Bayram namazında kirli avizeye bakarak düşündüm:Ramazan müslüman için dünya hayatının kısaltılmış süreci gibiydi.Uzun süren aç ve susuz sıkıntılı bir zaman sürecinden sonra iftarla gelen kısa süreli rahatlama bir boyunca devam etti.Söz konusu ayın sonunda uzun süreli adına bayram denen rahatlama ve mutluluk geldi..
Ramazanı Allah’ın lutfu olarak görenlerin kalpleri, sıkıntılara katlanarak cennete girenler misali mutluydu..Bunun aksi tavır içinde olanlar bizler gibi bayrama erişseler de ondan aldıkları haz adına pay hiç yoktu..Çünkü Allah sevincini sevenlerinin yüreğine koyuyor..

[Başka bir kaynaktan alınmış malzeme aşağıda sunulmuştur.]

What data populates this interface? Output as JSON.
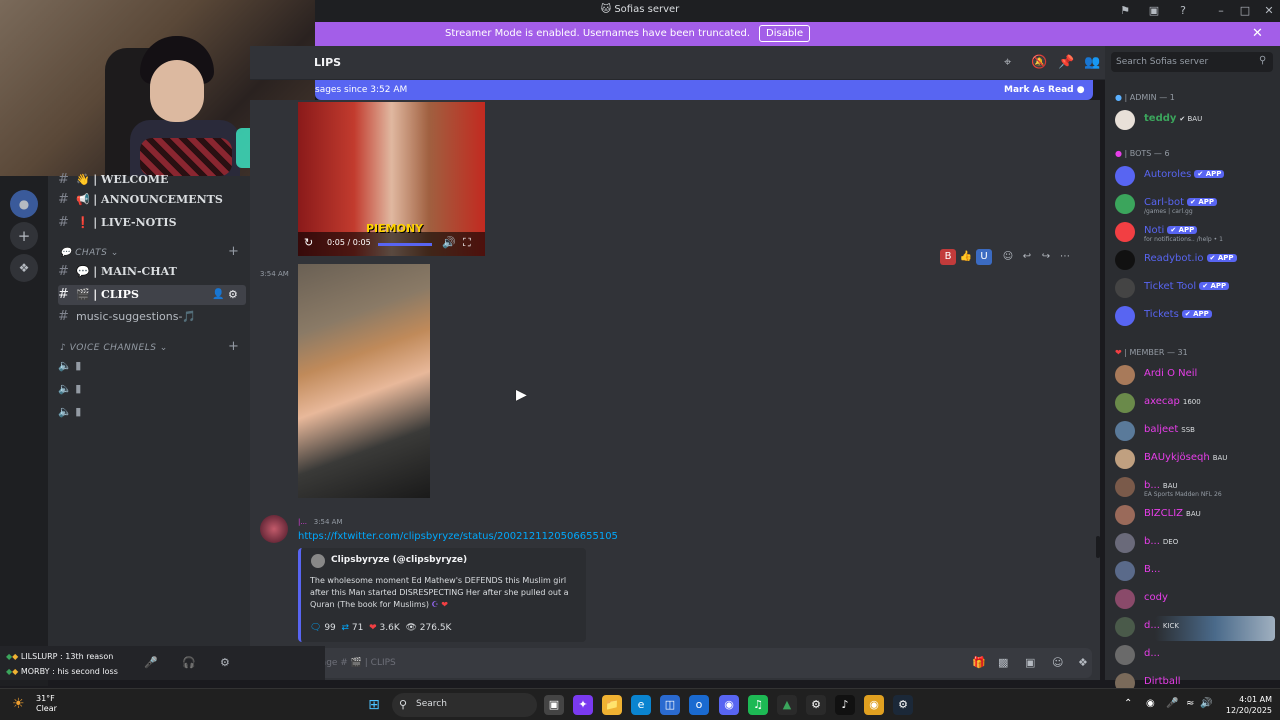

Bayram namazı için vakit doldururken birden çocukluğumun bayram günlerine gittim.O zamanlar şehirde mahalle kültürünün hakim olduğu yıllardı.Vaktin dolmasını beklediğim camii umduğum kadar temiz değildi.Bunu gözümün iliştiği avize bana söylüyordu.Çünkü kadın eli değmemişti.Hatırlarım çocukluk yıllarımda mahallenin camisinin temizliği için kadınlar bayramdan bir hafta önce imamdan gider gün alırlardı.Verilen günde camii pırıl pırıl yaparlardı..Bayrama gelenler mis gibi sabun kokuları içinde huşu ile ibadetlerini yaparlardı.

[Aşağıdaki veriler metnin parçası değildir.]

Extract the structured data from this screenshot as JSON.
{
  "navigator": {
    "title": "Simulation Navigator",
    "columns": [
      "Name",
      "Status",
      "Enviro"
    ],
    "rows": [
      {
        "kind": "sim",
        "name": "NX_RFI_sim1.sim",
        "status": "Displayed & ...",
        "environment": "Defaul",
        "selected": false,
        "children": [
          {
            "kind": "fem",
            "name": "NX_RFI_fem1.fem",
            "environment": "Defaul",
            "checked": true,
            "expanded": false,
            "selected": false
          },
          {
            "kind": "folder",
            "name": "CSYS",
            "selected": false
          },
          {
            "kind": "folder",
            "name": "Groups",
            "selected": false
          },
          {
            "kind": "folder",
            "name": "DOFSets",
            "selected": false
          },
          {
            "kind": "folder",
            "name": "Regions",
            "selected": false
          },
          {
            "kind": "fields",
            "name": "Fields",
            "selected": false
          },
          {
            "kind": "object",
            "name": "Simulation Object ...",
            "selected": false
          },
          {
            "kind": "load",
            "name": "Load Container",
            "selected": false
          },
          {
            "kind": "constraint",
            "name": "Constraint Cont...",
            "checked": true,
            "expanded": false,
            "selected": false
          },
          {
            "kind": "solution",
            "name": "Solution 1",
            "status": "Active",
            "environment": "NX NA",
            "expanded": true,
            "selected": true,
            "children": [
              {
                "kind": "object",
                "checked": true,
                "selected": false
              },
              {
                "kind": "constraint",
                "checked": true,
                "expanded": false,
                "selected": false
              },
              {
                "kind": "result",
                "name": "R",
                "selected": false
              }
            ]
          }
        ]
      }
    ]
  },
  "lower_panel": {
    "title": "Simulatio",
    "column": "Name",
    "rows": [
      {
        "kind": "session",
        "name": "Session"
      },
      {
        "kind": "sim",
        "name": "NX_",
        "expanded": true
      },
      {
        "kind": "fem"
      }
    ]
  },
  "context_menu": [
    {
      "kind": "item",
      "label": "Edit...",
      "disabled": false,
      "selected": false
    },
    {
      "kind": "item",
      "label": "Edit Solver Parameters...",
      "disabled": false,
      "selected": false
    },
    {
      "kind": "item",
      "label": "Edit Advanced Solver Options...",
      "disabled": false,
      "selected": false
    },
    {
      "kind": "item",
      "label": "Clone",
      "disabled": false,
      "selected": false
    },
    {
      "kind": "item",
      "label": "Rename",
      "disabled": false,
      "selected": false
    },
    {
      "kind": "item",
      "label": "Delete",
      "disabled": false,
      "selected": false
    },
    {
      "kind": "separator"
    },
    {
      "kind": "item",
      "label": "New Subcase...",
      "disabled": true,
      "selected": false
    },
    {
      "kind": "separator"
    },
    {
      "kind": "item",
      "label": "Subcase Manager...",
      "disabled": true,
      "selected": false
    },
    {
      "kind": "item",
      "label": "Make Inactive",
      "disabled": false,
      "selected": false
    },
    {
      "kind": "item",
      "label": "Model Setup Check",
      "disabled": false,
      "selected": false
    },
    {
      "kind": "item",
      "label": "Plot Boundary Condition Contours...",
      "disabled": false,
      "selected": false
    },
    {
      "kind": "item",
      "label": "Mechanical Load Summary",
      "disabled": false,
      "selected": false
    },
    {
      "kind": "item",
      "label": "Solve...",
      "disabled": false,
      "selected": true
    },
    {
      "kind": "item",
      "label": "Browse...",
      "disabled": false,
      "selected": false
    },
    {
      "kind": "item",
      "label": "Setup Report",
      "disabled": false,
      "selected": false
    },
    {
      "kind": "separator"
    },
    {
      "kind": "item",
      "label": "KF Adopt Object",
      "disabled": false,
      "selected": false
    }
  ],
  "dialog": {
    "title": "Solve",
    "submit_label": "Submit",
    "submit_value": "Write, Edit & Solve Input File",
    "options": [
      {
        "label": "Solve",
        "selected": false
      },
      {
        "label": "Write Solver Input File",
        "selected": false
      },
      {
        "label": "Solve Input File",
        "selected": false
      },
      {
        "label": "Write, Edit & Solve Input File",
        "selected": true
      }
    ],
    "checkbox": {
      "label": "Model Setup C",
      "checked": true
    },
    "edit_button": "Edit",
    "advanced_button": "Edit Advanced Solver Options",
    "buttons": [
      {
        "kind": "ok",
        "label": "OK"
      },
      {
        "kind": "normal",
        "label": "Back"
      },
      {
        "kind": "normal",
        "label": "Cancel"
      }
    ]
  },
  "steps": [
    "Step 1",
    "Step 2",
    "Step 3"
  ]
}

Genç kızların aralarında iş bölümü yaparak;halılarını sildiği veya yıkadığı, yerlerini aşkar kalmayacak şekilde fırçayla ovduğu,avizelerini tek tek sabunlu suyla yıkadığı,camlarını silerek berraklaştırdığı,duvarlarını silip pırıl pırıl yapıp bayram ibadetine hazır hale getirdiği, temizlik için harcanan suları mahalle çeşmesinden biz çocuklar taşırdık.Orada çalışanlar hepimizin mahaleden kaynaklanan ablasıydı.Dışardan bakan kim kimin kardeşi ayırt edemezdi.Mahalle kültürü bizi bir birimize hısım, akraba yapmıştı..
Zihnimi birden şu soru meşgul etti:Neden eskiden böyleydi?Cevap olarak gönülüme şu duygular geldi:Kıyamet günü arşın gölgesinde gölgelenecek hadisle sabit yedi sınıf insan vardı.Bunlardan biri de da gönlü cami ve mescitlere bağlı olanlardı.İşte mahallemizin genç kızları da bu bağlılıklarını bayram temizliği adı altında yılda en az iki kez temizlik yaparak gösteriyorlardı.
O güzel adet kalktığı için bu yılki bayram namazında caminin avizeleri kirliydi.Dolayısyla avizelerden gönlü camilerde olan kadın eli değmediği ilk bakışta belli oluyordu.